If you want to be able to catch erroneous behavior from a worker, you need to create an error message type for
the worker (e.g. svc/pkg/team/types/msg/create-fail.proto
) and explicitly publish said message upon
erroneous behavior.
The reason the term "erroneous behavior" is used instead of just "error" is because when workers error "normally", they back off and then retry as noted above. Erroneous behavior is anything that doesn't cause the worker to retry (so technically it succeeds), but sends message back to the service that published the initial message and allows it to handle that error itself.
Internal errors like database errors should not be transmitted back to the initial service, since workers should retry these types of requests.
See the error handling guide for more details.

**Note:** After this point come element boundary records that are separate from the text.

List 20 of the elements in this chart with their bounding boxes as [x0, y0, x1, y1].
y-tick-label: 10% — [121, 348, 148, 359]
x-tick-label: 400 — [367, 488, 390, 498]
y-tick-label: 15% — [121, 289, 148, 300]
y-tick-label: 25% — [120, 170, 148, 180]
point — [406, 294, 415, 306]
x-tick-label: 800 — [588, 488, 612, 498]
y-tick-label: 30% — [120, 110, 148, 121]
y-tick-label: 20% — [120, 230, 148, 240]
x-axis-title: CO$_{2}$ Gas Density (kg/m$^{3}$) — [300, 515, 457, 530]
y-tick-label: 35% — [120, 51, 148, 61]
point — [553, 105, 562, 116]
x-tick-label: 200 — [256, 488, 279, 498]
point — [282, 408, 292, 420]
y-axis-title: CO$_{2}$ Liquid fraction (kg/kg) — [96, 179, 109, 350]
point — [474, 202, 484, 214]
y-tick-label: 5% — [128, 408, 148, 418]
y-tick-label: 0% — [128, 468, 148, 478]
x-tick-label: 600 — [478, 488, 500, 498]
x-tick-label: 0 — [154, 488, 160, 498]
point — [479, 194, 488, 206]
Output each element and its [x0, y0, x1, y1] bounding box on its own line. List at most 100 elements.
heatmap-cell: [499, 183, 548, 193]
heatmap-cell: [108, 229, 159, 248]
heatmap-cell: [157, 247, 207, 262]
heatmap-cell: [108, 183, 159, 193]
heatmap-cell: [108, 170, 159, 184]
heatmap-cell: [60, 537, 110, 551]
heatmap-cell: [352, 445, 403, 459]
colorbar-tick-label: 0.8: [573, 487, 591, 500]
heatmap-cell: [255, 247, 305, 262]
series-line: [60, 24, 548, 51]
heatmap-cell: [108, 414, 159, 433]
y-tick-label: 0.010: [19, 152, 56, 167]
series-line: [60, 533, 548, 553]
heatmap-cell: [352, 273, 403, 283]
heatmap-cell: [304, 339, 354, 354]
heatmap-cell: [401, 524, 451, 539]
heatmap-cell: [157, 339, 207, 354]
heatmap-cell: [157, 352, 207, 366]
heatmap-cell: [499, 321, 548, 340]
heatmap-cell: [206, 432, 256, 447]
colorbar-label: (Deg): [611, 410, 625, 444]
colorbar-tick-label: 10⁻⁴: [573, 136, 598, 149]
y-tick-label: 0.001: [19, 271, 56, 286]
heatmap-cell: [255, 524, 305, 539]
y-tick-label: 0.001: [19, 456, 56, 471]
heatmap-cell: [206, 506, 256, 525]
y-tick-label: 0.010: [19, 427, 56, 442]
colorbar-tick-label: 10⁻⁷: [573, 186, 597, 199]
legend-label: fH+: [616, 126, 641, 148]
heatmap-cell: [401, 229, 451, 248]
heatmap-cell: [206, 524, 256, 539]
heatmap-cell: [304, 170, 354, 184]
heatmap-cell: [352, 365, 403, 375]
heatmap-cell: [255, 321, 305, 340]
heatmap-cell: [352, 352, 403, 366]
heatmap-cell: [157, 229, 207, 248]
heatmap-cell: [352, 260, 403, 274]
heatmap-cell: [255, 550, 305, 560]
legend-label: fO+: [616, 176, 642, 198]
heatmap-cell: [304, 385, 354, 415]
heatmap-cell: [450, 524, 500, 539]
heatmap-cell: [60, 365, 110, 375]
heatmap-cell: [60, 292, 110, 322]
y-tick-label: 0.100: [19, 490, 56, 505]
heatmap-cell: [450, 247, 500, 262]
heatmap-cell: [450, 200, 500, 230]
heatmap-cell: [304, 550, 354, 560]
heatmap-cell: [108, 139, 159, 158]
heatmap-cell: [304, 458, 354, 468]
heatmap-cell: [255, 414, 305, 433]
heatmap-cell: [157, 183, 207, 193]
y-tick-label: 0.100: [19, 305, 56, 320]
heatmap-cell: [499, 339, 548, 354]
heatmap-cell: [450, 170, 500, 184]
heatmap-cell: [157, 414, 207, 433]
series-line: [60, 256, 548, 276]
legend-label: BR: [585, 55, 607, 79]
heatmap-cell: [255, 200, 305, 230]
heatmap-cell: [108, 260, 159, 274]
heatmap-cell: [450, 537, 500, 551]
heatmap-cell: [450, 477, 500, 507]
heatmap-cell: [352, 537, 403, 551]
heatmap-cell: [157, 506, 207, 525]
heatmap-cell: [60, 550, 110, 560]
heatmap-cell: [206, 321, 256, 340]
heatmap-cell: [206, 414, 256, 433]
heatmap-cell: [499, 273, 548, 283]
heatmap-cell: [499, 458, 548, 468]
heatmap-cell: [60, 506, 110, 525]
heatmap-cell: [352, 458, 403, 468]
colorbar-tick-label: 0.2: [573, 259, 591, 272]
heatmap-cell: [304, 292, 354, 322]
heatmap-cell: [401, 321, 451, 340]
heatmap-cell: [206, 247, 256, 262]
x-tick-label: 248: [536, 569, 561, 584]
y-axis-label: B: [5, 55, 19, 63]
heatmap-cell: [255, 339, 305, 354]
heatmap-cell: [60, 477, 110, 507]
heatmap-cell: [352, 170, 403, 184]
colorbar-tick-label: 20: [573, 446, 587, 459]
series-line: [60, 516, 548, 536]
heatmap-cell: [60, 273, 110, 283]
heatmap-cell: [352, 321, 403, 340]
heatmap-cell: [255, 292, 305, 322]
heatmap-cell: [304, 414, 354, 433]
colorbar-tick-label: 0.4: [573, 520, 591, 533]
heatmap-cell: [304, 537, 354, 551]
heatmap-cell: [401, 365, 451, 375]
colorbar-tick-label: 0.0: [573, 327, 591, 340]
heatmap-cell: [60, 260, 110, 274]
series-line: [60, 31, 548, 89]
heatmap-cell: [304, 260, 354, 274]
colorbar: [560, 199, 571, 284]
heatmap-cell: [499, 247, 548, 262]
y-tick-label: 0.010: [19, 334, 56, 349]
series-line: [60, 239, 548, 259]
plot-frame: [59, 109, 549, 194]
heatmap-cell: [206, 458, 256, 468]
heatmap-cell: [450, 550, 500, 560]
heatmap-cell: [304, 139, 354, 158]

In code, this is what a worker with error message pattern might look like:
-
Initiator (some other service)
let create_res = msg!([ctx] team::msg::create(team_id) -> Result<team::msg::create_complete, team::msg::create_fail> { // ... message body }) .await?; match create_res { Ok(complete_msg) => { // No error } Err(fail_msg) => { let code = team::msg::create_fail::ErrorCode::from_i32(fail_msg.error_code); // Handle error } };
or
let complete_res = msg!([ctx] team::msg::create(team_id) -> Result<team::msg::create_complete, team::msg::create_fail> { // ... message body }) .await??; // Note the double `?`
-
Worker
if fail_condition { msg!([ctx] team::msg::create_fail(team_id) { error_code: team::msg::create_fail::ErrorCode::ValidationFailed as i32, }) .await?; // Note here that the worker itself does not fail, it simply sends back a fail message upon erroneous behavior. return Ok(()); } else { msg!([ctx] team::msg::create_complete(team_id) { // ... message body }) .await?; }
Completion messages
It's a common pattern to publish a separate completion message when a worker finishes.
For example, the user-create
worker publishes the msg-user-create-complete
message once complete. API
servers consume this message to know when to return a 200 OK
from the request.
Messages are a used to represent events or to trigger workers.
Publishing messages
Messages can be published using the msg!
macro.
Messages are encode to Protobuf blobs that get written to both Redis Streams and NATS.
Subscribing to messages
Services can subscribe to messages by using the subscribe!
macro.
This subscribes to the NATS topic to receive the message in realtime.
To publish a message and subscribe at the same time, the msg!
macro has various syntaxes to make this
cleaner. See lib/chirp/client/src/macros.rs
for more info.
Workers for consuming messages
Workers can be created to consume messages. For example, a user-create
worker can be created to consume the
msg-user-create
and the publish the msg-user-create-complete
message.
Services are designed to be as small as possible.
Refrain from creating monolithic services that do everything with a complicated request.
This helps encourage thorough unit tests, isolation & reproducibility of errors, and makes services easier to comprehend.